Dematerialisation, as the name implies, involves the removal of paper. In order for an MMI to be issued and transferred electronically, it will lose its uniqueness. At the same time it will cease to be a negotiable bearer instrument. This change in characteristic means that while performing the same economic functions, electronic equivalents of MMIs will be distinct securities. In the amended regulations a new electronic equivalent to the MMI has been defined, the Eligible Debt Security or EDS.
An EDS will be a so-called registered security. Legal title will be provided to the holder by entry of his name on the "Operator Register of Eligible Debt Securities", a computer-held record of ownership. A change in the register will represent a change in legal title. Furthermore, individual EDSs will be interchangeable so increasing flexibility for the issuer of the securities and thus allowing better tailoring to the needs of both investors and issuers. The modified regulations take account of the different legal characteristics of the EDS.

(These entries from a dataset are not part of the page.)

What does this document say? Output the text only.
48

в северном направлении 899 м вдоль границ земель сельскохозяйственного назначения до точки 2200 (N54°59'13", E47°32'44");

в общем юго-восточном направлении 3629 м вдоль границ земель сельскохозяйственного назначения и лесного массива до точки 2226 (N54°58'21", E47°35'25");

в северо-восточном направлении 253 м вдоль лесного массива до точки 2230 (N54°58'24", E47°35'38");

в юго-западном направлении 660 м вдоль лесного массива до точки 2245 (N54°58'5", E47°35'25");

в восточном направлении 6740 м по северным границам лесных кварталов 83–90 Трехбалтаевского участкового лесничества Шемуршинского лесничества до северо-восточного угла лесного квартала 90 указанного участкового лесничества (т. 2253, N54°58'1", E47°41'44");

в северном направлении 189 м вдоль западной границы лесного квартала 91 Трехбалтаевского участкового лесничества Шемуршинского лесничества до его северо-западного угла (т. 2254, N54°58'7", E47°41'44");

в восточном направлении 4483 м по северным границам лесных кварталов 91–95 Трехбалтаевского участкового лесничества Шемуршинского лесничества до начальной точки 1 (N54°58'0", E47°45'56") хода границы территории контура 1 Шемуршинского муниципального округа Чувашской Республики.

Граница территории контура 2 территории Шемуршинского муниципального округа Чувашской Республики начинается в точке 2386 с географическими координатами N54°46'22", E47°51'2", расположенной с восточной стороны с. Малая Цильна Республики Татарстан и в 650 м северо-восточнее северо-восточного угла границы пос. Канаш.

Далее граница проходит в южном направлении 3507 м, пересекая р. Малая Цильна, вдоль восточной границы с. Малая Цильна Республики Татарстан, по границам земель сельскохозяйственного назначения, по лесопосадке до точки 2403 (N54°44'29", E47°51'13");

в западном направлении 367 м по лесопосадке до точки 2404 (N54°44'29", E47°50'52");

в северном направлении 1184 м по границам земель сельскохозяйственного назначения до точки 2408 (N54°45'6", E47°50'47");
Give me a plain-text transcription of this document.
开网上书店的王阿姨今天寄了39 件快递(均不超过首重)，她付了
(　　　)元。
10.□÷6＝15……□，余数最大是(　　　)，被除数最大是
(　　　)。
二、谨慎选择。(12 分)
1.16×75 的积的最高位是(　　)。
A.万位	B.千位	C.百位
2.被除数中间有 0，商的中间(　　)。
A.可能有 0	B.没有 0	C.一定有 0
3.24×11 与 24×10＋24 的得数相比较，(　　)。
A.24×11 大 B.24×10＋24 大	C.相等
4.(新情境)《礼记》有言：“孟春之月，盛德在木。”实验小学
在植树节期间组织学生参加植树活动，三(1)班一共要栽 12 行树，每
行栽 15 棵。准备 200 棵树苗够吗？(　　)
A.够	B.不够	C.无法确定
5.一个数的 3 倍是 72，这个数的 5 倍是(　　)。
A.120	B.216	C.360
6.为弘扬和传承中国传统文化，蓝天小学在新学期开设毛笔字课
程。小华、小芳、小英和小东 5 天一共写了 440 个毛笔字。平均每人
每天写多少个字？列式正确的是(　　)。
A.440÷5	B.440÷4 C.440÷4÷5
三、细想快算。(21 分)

Legislative change is necessary to allow for the creation of EDSs. The current scope of the Uncertificated Securities Regulations, which make provision for electronic transfer and evidencing of ownership of securities, does not cover EDSs. The regulations we are debating amend the Uncertificated Securities Regulations 2001, to enable Eligible Debt Securities to be settled in CREST and for title to be provided by entry on the Operator Register operated by CREST; that is, electronic transfer of title
The definition of an eligible debt security in the regulations has been deliberately cast in fairly broad terms. The breadth of the definition is intended to maintain sufficient flexibility and at the same time allow for the possible future development of new kinds of securities.
Why are we making the changes? Basically, there are three reasons. First, they will underpin financial stability by allowing settlement of short-term debt securities to take place in Crest with full delivery versus payment in central bank money. Secondly, they will reduce the costs of raising capital by removing the need to print and store large quantities of certificates. Thirdly, they will help to maintain the UK's competitiveness as a location for financial services by providing a modern and efficient securities settlement environment for London's financial markets.
Our objective in the amended regulations is a simple onethe electronic legal transfer of title and settlement of eligible debt securities. We believe that the change will enhance the competitiveness of the infrastructure of UK financial markets, and will be warmly welcomed by the City. I commend the regulations to the House.
Moved, That the draft regulations laid before the House on 6th May be approved [20th report from the Joint Committee].(Lord McIntosh of Haringey.)